The Board of Deputies shouldn't insult non-Jewish schools, nor the parents who send kids to them

July 1, 2015 07:03
3 min read

‘If you don’t live in a leafy suburb like Richmond,’ said the new president of the Board of Deputies, Jonathan Arkush, last week, ‘you just won’t send your children to the local schools. They are rife with problems – bullying, violence, drug-taking and racism.’

In Mr Arkush’s day job he is a barrister, paid to construct clever arguments. In this statement, hidden within a double negative is a fearful view of the world outside a sealed sphere of privilege. For ‘leafy’ read affluent, for ‘local’ read working class and multi-cultural. Mr Arkush seems to believe that Jewish children can only be safe when removed from the mainstream. He speaks out against racism, but there is a disquieting undercurrent to his words that pulls in the other direction.

I wonder why Richmond escapes his gloomy view of the world. Perhaps he has friends who live there who send their children to local schools. Maybe these children are clearly happy and well-adjusted, neither bullied or bullying and manifestly drug-free. Richmond, he allows is the exception to the rule. A utopia where Jewish children are free to mingle with their non-Jewish peers, unlike the dystopian hell that rules elsewhere.
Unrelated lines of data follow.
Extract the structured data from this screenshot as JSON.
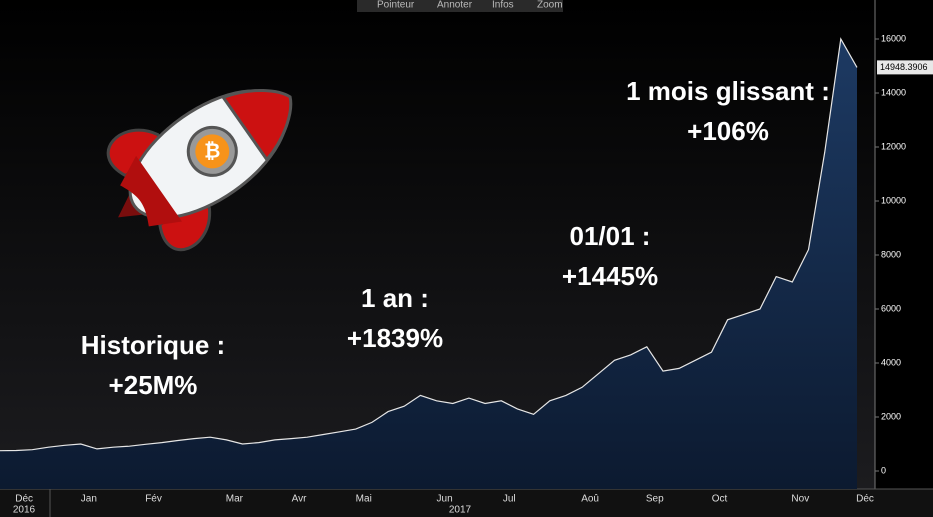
{
  "toolbar": [
    "Pointeur",
    "Annoter",
    "Infos",
    "Zoom"
  ],
  "chart_data": {
    "type": "area",
    "categories": [
      null,
      "Déc",
      null,
      null,
      null,
      "Jan",
      null,
      null,
      null,
      "Fév",
      null,
      null,
      null,
      null,
      "Mar",
      null,
      null,
      null,
      "Avr",
      null,
      null,
      null,
      "Mai",
      null,
      null,
      null,
      null,
      "Jun",
      null,
      null,
      null,
      "Jul",
      null,
      null,
      null,
      null,
      "Aoû",
      null,
      null,
      null,
      "Sep",
      null,
      null,
      null,
      "Oct",
      null,
      null,
      null,
      null,
      "Nov",
      null,
      null,
      null,
      "Déc"
    ],
    "year_labels": [
      "2016",
      "2017"
    ],
    "values": [
      750,
      760,
      790,
      880,
      950,
      1000,
      820,
      880,
      920,
      990,
      1050,
      1130,
      1200,
      1250,
      1150,
      1000,
      1050,
      1150,
      1200,
      1250,
      1350,
      1450,
      1550,
      1800,
      2200,
      2400,
      2800,
      2600,
      2500,
      2700,
      2500,
      2600,
      2300,
      2100,
      2600,
      2800,
      3100,
      3600,
      4100,
      4300,
      4600,
      3700,
      3800,
      4100,
      4400,
      5600,
      5800,
      6000,
      7200,
      7000,
      8200,
      11800,
      16000,
      14948.3906
    ],
    "color": "#e6e6e6",
    "ylim": [
      -667,
      17444
    ],
    "yticks": [
      0,
      2000,
      4000,
      6000,
      8000,
      10000,
      12000,
      14000,
      16000
    ],
    "annotations": [
      {
        "lines": [
          "Historique :",
          "+25M%"
        ]
      },
      {
        "lines": [
          "1 an :",
          "+1839%"
        ]
      },
      {
        "lines": [
          "01/01 :",
          "+1445%"
        ]
      },
      {
        "lines": [
          "1 mois glissant :",
          "+106%"
        ]
      }
    ]
  }
}
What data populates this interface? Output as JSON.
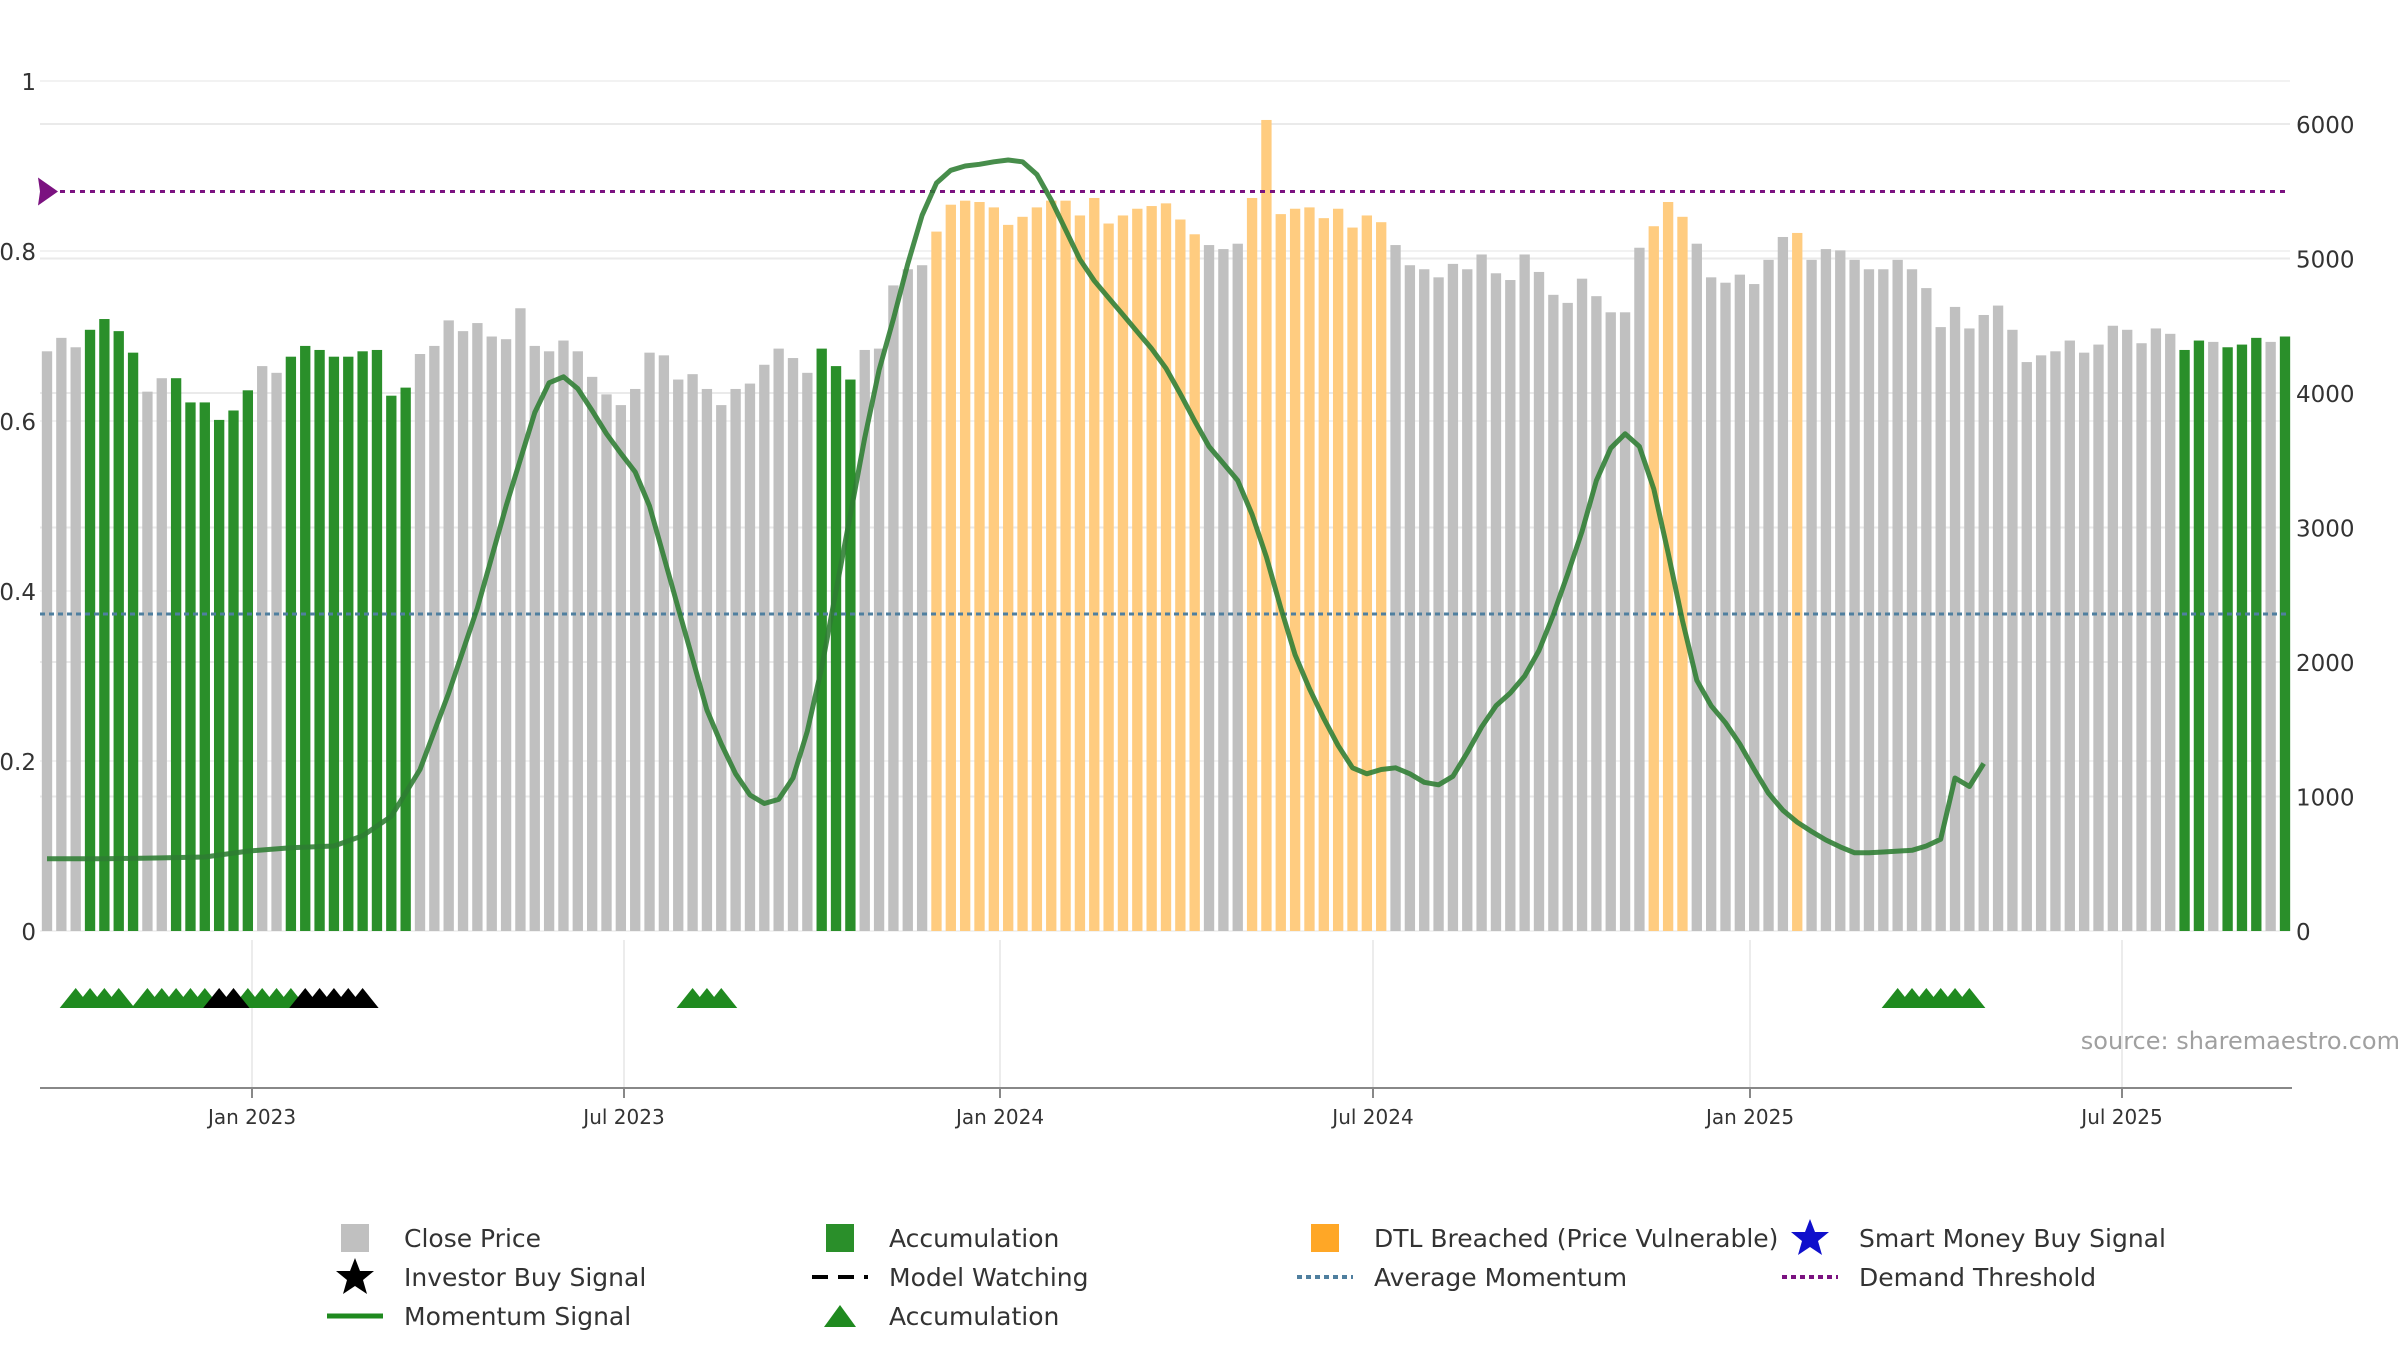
{
  "chart_data": {
    "type": "bar",
    "source_note": "source: sharemaestro.com",
    "left_axis": {
      "range": [
        0,
        1
      ],
      "ticks": [
        "0",
        "0.2",
        "0.4",
        "0.6",
        "0.8",
        "1"
      ]
    },
    "right_axis": {
      "range": [
        0,
        6000
      ],
      "ticks": [
        "0",
        "1000",
        "2000",
        "3000",
        "4000",
        "5000",
        "6000"
      ]
    },
    "x_axis": {
      "ticks": [
        "Jan 2023",
        "Jul 2023",
        "Jan 2024",
        "Jul 2024",
        "Jan 2025",
        "Jul 2025"
      ]
    },
    "reference_lines": {
      "demand_threshold": 0.87,
      "average_momentum": 0.373
    },
    "bars": [
      {
        "v": 4310,
        "s": "close"
      },
      {
        "v": 4410,
        "s": "close"
      },
      {
        "v": 4340,
        "s": "close"
      },
      {
        "v": 4470,
        "s": "acc"
      },
      {
        "v": 4550,
        "s": "acc"
      },
      {
        "v": 4460,
        "s": "acc"
      },
      {
        "v": 4300,
        "s": "acc"
      },
      {
        "v": 4010,
        "s": "close"
      },
      {
        "v": 4110,
        "s": "close"
      },
      {
        "v": 4110,
        "s": "acc"
      },
      {
        "v": 3930,
        "s": "acc"
      },
      {
        "v": 3930,
        "s": "acc"
      },
      {
        "v": 3800,
        "s": "acc"
      },
      {
        "v": 3870,
        "s": "acc"
      },
      {
        "v": 4020,
        "s": "acc"
      },
      {
        "v": 4200,
        "s": "close"
      },
      {
        "v": 4150,
        "s": "close"
      },
      {
        "v": 4270,
        "s": "acc"
      },
      {
        "v": 4350,
        "s": "acc"
      },
      {
        "v": 4320,
        "s": "acc"
      },
      {
        "v": 4270,
        "s": "acc"
      },
      {
        "v": 4270,
        "s": "acc"
      },
      {
        "v": 4310,
        "s": "acc"
      },
      {
        "v": 4320,
        "s": "acc"
      },
      {
        "v": 3980,
        "s": "acc"
      },
      {
        "v": 4040,
        "s": "acc"
      },
      {
        "v": 4290,
        "s": "close"
      },
      {
        "v": 4350,
        "s": "close"
      },
      {
        "v": 4540,
        "s": "close"
      },
      {
        "v": 4460,
        "s": "close"
      },
      {
        "v": 4520,
        "s": "close"
      },
      {
        "v": 4420,
        "s": "close"
      },
      {
        "v": 4400,
        "s": "close"
      },
      {
        "v": 4630,
        "s": "close"
      },
      {
        "v": 4350,
        "s": "close"
      },
      {
        "v": 4310,
        "s": "close"
      },
      {
        "v": 4390,
        "s": "close"
      },
      {
        "v": 4310,
        "s": "close"
      },
      {
        "v": 4120,
        "s": "close"
      },
      {
        "v": 3990,
        "s": "close"
      },
      {
        "v": 3910,
        "s": "close"
      },
      {
        "v": 4030,
        "s": "close"
      },
      {
        "v": 4300,
        "s": "close"
      },
      {
        "v": 4280,
        "s": "close"
      },
      {
        "v": 4100,
        "s": "close"
      },
      {
        "v": 4140,
        "s": "close"
      },
      {
        "v": 4030,
        "s": "close"
      },
      {
        "v": 3910,
        "s": "close"
      },
      {
        "v": 4030,
        "s": "close"
      },
      {
        "v": 4070,
        "s": "close"
      },
      {
        "v": 4210,
        "s": "close"
      },
      {
        "v": 4330,
        "s": "close"
      },
      {
        "v": 4260,
        "s": "close"
      },
      {
        "v": 4150,
        "s": "close"
      },
      {
        "v": 4330,
        "s": "acc"
      },
      {
        "v": 4200,
        "s": "acc"
      },
      {
        "v": 4100,
        "s": "acc"
      },
      {
        "v": 4320,
        "s": "close"
      },
      {
        "v": 4330,
        "s": "close"
      },
      {
        "v": 4800,
        "s": "close"
      },
      {
        "v": 4920,
        "s": "close"
      },
      {
        "v": 4950,
        "s": "close"
      },
      {
        "v": 5200,
        "s": "dtl"
      },
      {
        "v": 5400,
        "s": "dtl"
      },
      {
        "v": 5430,
        "s": "dtl"
      },
      {
        "v": 5420,
        "s": "dtl"
      },
      {
        "v": 5380,
        "s": "dtl"
      },
      {
        "v": 5250,
        "s": "dtl"
      },
      {
        "v": 5310,
        "s": "dtl"
      },
      {
        "v": 5380,
        "s": "dtl"
      },
      {
        "v": 5430,
        "s": "dtl"
      },
      {
        "v": 5430,
        "s": "dtl"
      },
      {
        "v": 5320,
        "s": "dtl"
      },
      {
        "v": 5450,
        "s": "dtl"
      },
      {
        "v": 5260,
        "s": "dtl"
      },
      {
        "v": 5320,
        "s": "dtl"
      },
      {
        "v": 5370,
        "s": "dtl"
      },
      {
        "v": 5390,
        "s": "dtl"
      },
      {
        "v": 5410,
        "s": "dtl"
      },
      {
        "v": 5290,
        "s": "dtl"
      },
      {
        "v": 5180,
        "s": "dtl"
      },
      {
        "v": 5100,
        "s": "close"
      },
      {
        "v": 5070,
        "s": "close"
      },
      {
        "v": 5110,
        "s": "close"
      },
      {
        "v": 5450,
        "s": "dtl"
      },
      {
        "v": 6030,
        "s": "dtl"
      },
      {
        "v": 5330,
        "s": "dtl"
      },
      {
        "v": 5370,
        "s": "dtl"
      },
      {
        "v": 5380,
        "s": "dtl"
      },
      {
        "v": 5300,
        "s": "dtl"
      },
      {
        "v": 5370,
        "s": "dtl"
      },
      {
        "v": 5230,
        "s": "dtl"
      },
      {
        "v": 5320,
        "s": "dtl"
      },
      {
        "v": 5270,
        "s": "dtl"
      },
      {
        "v": 5100,
        "s": "close"
      },
      {
        "v": 4950,
        "s": "close"
      },
      {
        "v": 4920,
        "s": "close"
      },
      {
        "v": 4860,
        "s": "close"
      },
      {
        "v": 4960,
        "s": "close"
      },
      {
        "v": 4920,
        "s": "close"
      },
      {
        "v": 5030,
        "s": "close"
      },
      {
        "v": 4890,
        "s": "close"
      },
      {
        "v": 4840,
        "s": "close"
      },
      {
        "v": 5030,
        "s": "close"
      },
      {
        "v": 4900,
        "s": "close"
      },
      {
        "v": 4730,
        "s": "close"
      },
      {
        "v": 4670,
        "s": "close"
      },
      {
        "v": 4850,
        "s": "close"
      },
      {
        "v": 4720,
        "s": "close"
      },
      {
        "v": 4600,
        "s": "close"
      },
      {
        "v": 4600,
        "s": "close"
      },
      {
        "v": 5080,
        "s": "close"
      },
      {
        "v": 5240,
        "s": "dtl"
      },
      {
        "v": 5420,
        "s": "dtl"
      },
      {
        "v": 5310,
        "s": "dtl"
      },
      {
        "v": 5110,
        "s": "close"
      },
      {
        "v": 4860,
        "s": "close"
      },
      {
        "v": 4820,
        "s": "close"
      },
      {
        "v": 4880,
        "s": "close"
      },
      {
        "v": 4810,
        "s": "close"
      },
      {
        "v": 4990,
        "s": "close"
      },
      {
        "v": 5160,
        "s": "close"
      },
      {
        "v": 5190,
        "s": "dtl"
      },
      {
        "v": 4990,
        "s": "close"
      },
      {
        "v": 5070,
        "s": "close"
      },
      {
        "v": 5060,
        "s": "close"
      },
      {
        "v": 4990,
        "s": "close"
      },
      {
        "v": 4920,
        "s": "close"
      },
      {
        "v": 4920,
        "s": "close"
      },
      {
        "v": 4990,
        "s": "close"
      },
      {
        "v": 4920,
        "s": "close"
      },
      {
        "v": 4780,
        "s": "close"
      },
      {
        "v": 4490,
        "s": "close"
      },
      {
        "v": 4640,
        "s": "close"
      },
      {
        "v": 4480,
        "s": "close"
      },
      {
        "v": 4580,
        "s": "close"
      },
      {
        "v": 4650,
        "s": "close"
      },
      {
        "v": 4470,
        "s": "close"
      },
      {
        "v": 4230,
        "s": "close"
      },
      {
        "v": 4280,
        "s": "close"
      },
      {
        "v": 4310,
        "s": "close"
      },
      {
        "v": 4390,
        "s": "close"
      },
      {
        "v": 4300,
        "s": "close"
      },
      {
        "v": 4360,
        "s": "close"
      },
      {
        "v": 4500,
        "s": "close"
      },
      {
        "v": 4470,
        "s": "close"
      },
      {
        "v": 4370,
        "s": "close"
      },
      {
        "v": 4480,
        "s": "close"
      },
      {
        "v": 4440,
        "s": "close"
      },
      {
        "v": 4320,
        "s": "acc"
      },
      {
        "v": 4390,
        "s": "acc"
      },
      {
        "v": 4380,
        "s": "close"
      },
      {
        "v": 4340,
        "s": "acc"
      },
      {
        "v": 4360,
        "s": "acc"
      },
      {
        "v": 4410,
        "s": "acc"
      },
      {
        "v": 4380,
        "s": "close"
      },
      {
        "v": 4420,
        "s": "acc"
      }
    ],
    "momentum_signal": [
      [
        0,
        0.085
      ],
      [
        4,
        0.085
      ],
      [
        8,
        0.086
      ],
      [
        11,
        0.087
      ],
      [
        14,
        0.094
      ],
      [
        17,
        0.098
      ],
      [
        20,
        0.1
      ],
      [
        22,
        0.112
      ],
      [
        24,
        0.135
      ],
      [
        26,
        0.19
      ],
      [
        28,
        0.28
      ],
      [
        30,
        0.38
      ],
      [
        32,
        0.5
      ],
      [
        34,
        0.61
      ],
      [
        35,
        0.645
      ],
      [
        36,
        0.652
      ],
      [
        37,
        0.638
      ],
      [
        38,
        0.612
      ],
      [
        39,
        0.585
      ],
      [
        40,
        0.562
      ],
      [
        41,
        0.54
      ],
      [
        42,
        0.5
      ],
      [
        43,
        0.44
      ],
      [
        44,
        0.38
      ],
      [
        45,
        0.32
      ],
      [
        46,
        0.26
      ],
      [
        47,
        0.22
      ],
      [
        48,
        0.185
      ],
      [
        49,
        0.16
      ],
      [
        50,
        0.15
      ],
      [
        51,
        0.155
      ],
      [
        52,
        0.18
      ],
      [
        53,
        0.235
      ],
      [
        54,
        0.31
      ],
      [
        55,
        0.4
      ],
      [
        56,
        0.49
      ],
      [
        57,
        0.58
      ],
      [
        58,
        0.66
      ],
      [
        59,
        0.72
      ],
      [
        60,
        0.785
      ],
      [
        61,
        0.842
      ],
      [
        62,
        0.88
      ],
      [
        63,
        0.895
      ],
      [
        64,
        0.9
      ],
      [
        65,
        0.902
      ],
      [
        66,
        0.905
      ],
      [
        67,
        0.907
      ],
      [
        68,
        0.905
      ],
      [
        69,
        0.89
      ],
      [
        70,
        0.86
      ],
      [
        71,
        0.825
      ],
      [
        72,
        0.79
      ],
      [
        73,
        0.765
      ],
      [
        74,
        0.745
      ],
      [
        75,
        0.725
      ],
      [
        76,
        0.705
      ],
      [
        77,
        0.685
      ],
      [
        78,
        0.662
      ],
      [
        79,
        0.632
      ],
      [
        80,
        0.6
      ],
      [
        81,
        0.57
      ],
      [
        82,
        0.55
      ],
      [
        83,
        0.53
      ],
      [
        84,
        0.49
      ],
      [
        85,
        0.44
      ],
      [
        86,
        0.38
      ],
      [
        87,
        0.325
      ],
      [
        88,
        0.285
      ],
      [
        89,
        0.25
      ],
      [
        90,
        0.218
      ],
      [
        91,
        0.192
      ],
      [
        92,
        0.185
      ],
      [
        93,
        0.19
      ],
      [
        94,
        0.192
      ],
      [
        95,
        0.185
      ],
      [
        96,
        0.175
      ],
      [
        97,
        0.172
      ],
      [
        98,
        0.182
      ],
      [
        99,
        0.21
      ],
      [
        100,
        0.24
      ],
      [
        101,
        0.265
      ],
      [
        102,
        0.28
      ],
      [
        103,
        0.3
      ],
      [
        104,
        0.33
      ],
      [
        105,
        0.372
      ],
      [
        106,
        0.42
      ],
      [
        107,
        0.47
      ],
      [
        108,
        0.53
      ],
      [
        109,
        0.568
      ],
      [
        110,
        0.585
      ],
      [
        111,
        0.57
      ],
      [
        112,
        0.52
      ],
      [
        113,
        0.445
      ],
      [
        114,
        0.365
      ],
      [
        115,
        0.295
      ],
      [
        116,
        0.265
      ],
      [
        117,
        0.245
      ],
      [
        118,
        0.22
      ],
      [
        119,
        0.19
      ],
      [
        120,
        0.162
      ],
      [
        121,
        0.142
      ],
      [
        122,
        0.128
      ],
      [
        123,
        0.117
      ],
      [
        124,
        0.107
      ],
      [
        125,
        0.099
      ],
      [
        126,
        0.092
      ],
      [
        127,
        0.092
      ],
      [
        128,
        0.093
      ],
      [
        129,
        0.094
      ],
      [
        130,
        0.095
      ],
      [
        131,
        0.1
      ],
      [
        132,
        0.108
      ],
      [
        133,
        0.18
      ],
      [
        134,
        0.17
      ],
      [
        135,
        0.197
      ]
    ],
    "signal_rows": {
      "accumulation_triangles": [
        2,
        3,
        4,
        5,
        7,
        8,
        9,
        10,
        11,
        14,
        15,
        16,
        17,
        45,
        46,
        47,
        129,
        130,
        131,
        132,
        133,
        134
      ],
      "investor_buy_stars": [
        12,
        13,
        18,
        19,
        20,
        21,
        22
      ]
    },
    "legend": [
      {
        "label": "Close Price",
        "icon": "gray-square-icon"
      },
      {
        "label": "Accumulation",
        "icon": "green-square-icon"
      },
      {
        "label": "DTL Breached (Price Vulnerable)",
        "icon": "orange-square-icon"
      },
      {
        "label": "Smart Money Buy Signal",
        "icon": "blue-star-icon"
      },
      {
        "label": "Investor Buy Signal",
        "icon": "black-star-icon"
      },
      {
        "label": "Model Watching",
        "icon": "dashed-line-icon"
      },
      {
        "label": "Average Momentum",
        "icon": "dotted-line-icon"
      },
      {
        "label": "Demand Threshold",
        "icon": "dotted-purple-line-icon"
      },
      {
        "label": "Momentum Signal",
        "icon": "green-line-icon"
      },
      {
        "label": "Accumulation",
        "icon": "green-triangle-icon"
      }
    ],
    "colors": {
      "close": "#c0c0c0",
      "acc": "#2a8f2a",
      "dtl": "#ffcc80",
      "momentum": "#2e7d32",
      "demand_threshold": "#7b1280",
      "average_momentum": "#4f7f9f",
      "accumulation_triangle": "#1f8a1f",
      "investor_star": "#000000",
      "smart_money_star": "#1010cc",
      "grid": "#eaeaea",
      "axis": "#888888"
    }
  }
}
Well, this month my daughter finished her exams at a sixth-form college in Clapton, an area of London that is most definitely neither leafy nor suburban. Jewish pupils at her college can be counted on the fingers of one hand. More than 80 percent of pupils come from deprived areas, more than half are Black or Asian. Before going to this college she spent five years at our local comprehensive in Crouch End, a school with many children from Turkish Muslim families.